The Mountain of Currahee has become synonymous with the paratroopers of Colonel Sink’s 506th U.S. Parachute Infantry Regiment and in particular the now famous men of Easy Company, who were immortalised by Stephen Ambrose’s book and HBO’s mini-series, ‘The Band of Brothers.’
Currahee, and Camp Toccoa located at the mountain’s foot were the symbolic birth place of the 506th - it was where most of the men were trained and learned to become soldiers. In 1942 at the height of the Second World War, between July and November, the 506th were stationed here in Georgia and as part of their gruelling physical basic training regime, they were repeatedly forced to run the three miles up and down the mountain of Currahee, sometimes in full battle-dress. The men became so good at doing this that they could complete this arduous task within 50 minutes. They also as a symbol of both their defiance and to show that they could overcome any task put in front of them, adopted the name ‘Currahee’ as their regimental battle-cry during the war.
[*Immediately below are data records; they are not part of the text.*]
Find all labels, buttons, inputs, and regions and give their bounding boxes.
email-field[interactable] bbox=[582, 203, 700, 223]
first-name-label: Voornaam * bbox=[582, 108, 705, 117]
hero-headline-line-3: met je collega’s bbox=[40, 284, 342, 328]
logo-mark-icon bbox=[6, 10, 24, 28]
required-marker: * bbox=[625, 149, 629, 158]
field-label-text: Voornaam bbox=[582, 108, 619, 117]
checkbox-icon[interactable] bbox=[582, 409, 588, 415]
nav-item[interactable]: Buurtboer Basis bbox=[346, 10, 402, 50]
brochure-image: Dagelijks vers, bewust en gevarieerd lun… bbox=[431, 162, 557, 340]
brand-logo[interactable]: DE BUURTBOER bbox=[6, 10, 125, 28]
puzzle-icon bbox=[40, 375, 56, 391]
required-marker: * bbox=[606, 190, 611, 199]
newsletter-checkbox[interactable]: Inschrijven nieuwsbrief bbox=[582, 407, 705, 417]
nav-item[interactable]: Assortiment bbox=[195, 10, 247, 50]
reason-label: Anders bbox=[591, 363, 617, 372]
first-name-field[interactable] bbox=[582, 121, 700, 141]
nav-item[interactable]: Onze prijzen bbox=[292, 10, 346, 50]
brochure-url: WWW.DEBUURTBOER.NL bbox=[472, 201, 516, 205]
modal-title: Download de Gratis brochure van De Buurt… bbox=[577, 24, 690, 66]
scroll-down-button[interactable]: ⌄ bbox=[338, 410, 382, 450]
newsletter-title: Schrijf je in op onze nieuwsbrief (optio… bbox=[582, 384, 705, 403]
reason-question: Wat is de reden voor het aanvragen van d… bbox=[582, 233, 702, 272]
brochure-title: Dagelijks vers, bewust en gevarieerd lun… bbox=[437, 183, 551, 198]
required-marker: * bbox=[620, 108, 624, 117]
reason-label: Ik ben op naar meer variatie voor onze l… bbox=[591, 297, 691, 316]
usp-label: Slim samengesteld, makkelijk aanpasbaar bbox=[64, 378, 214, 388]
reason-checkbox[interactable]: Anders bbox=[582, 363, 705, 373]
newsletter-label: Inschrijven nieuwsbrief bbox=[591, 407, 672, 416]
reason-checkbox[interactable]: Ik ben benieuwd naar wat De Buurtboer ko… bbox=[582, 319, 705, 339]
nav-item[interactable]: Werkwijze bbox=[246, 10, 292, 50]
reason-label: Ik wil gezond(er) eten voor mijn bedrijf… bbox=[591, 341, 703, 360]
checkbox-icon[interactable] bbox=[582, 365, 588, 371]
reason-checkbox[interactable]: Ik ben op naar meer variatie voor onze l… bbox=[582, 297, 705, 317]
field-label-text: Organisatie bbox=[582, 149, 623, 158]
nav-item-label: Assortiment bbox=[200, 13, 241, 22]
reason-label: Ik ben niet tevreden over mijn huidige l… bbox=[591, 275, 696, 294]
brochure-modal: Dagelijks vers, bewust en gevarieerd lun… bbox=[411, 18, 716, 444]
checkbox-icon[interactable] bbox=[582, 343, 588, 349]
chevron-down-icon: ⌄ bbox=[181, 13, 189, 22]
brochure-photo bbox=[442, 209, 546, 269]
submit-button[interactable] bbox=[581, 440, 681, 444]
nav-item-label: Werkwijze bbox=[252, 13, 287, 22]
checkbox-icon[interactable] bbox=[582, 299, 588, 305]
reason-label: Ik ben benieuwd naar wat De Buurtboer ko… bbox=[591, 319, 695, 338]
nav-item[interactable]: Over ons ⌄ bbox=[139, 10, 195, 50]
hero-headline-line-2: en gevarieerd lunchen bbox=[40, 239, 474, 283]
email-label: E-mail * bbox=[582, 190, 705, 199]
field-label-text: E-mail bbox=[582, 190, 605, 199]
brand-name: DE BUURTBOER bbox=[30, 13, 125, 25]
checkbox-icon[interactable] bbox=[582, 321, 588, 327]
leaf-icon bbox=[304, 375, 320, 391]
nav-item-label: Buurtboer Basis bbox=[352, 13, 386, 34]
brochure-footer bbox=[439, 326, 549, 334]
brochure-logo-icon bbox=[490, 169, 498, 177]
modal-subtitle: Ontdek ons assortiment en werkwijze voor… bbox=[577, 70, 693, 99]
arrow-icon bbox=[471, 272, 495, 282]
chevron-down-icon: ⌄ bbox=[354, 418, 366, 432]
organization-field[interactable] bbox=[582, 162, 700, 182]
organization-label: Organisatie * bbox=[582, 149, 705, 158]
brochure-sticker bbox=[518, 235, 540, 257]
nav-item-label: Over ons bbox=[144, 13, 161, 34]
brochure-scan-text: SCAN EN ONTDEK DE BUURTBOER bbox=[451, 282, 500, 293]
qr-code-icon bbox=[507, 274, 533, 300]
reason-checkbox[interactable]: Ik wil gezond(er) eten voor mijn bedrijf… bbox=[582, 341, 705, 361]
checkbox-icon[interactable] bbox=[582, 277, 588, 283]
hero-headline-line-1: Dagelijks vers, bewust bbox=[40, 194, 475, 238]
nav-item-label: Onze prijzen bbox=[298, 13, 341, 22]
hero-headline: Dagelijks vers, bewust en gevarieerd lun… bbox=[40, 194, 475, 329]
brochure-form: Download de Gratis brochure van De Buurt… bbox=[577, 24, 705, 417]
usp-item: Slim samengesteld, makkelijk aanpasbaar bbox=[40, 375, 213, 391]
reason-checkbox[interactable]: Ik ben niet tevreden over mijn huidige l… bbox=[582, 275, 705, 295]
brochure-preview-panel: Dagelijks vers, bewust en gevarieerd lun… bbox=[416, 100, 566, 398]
But it was not just Easy Company and the 506th that passed under the watching gaze of Currahee’s shadow, this area was a hive of activity during the war as thousands of prospective U.S. paratroopers were put through their paces at Camp Toccoa between 1942 - 1944. Currahee - originally derived in part from a native American word, which is believed to roughly translate as ‘Stands Alone’ - left its mark on each and every man from the 501st, 511th and 517th Parachute Infantry Regiments who also went through their basic training here and were frequently subjected to running the mountain’s exhausting 6 miles roundtrip.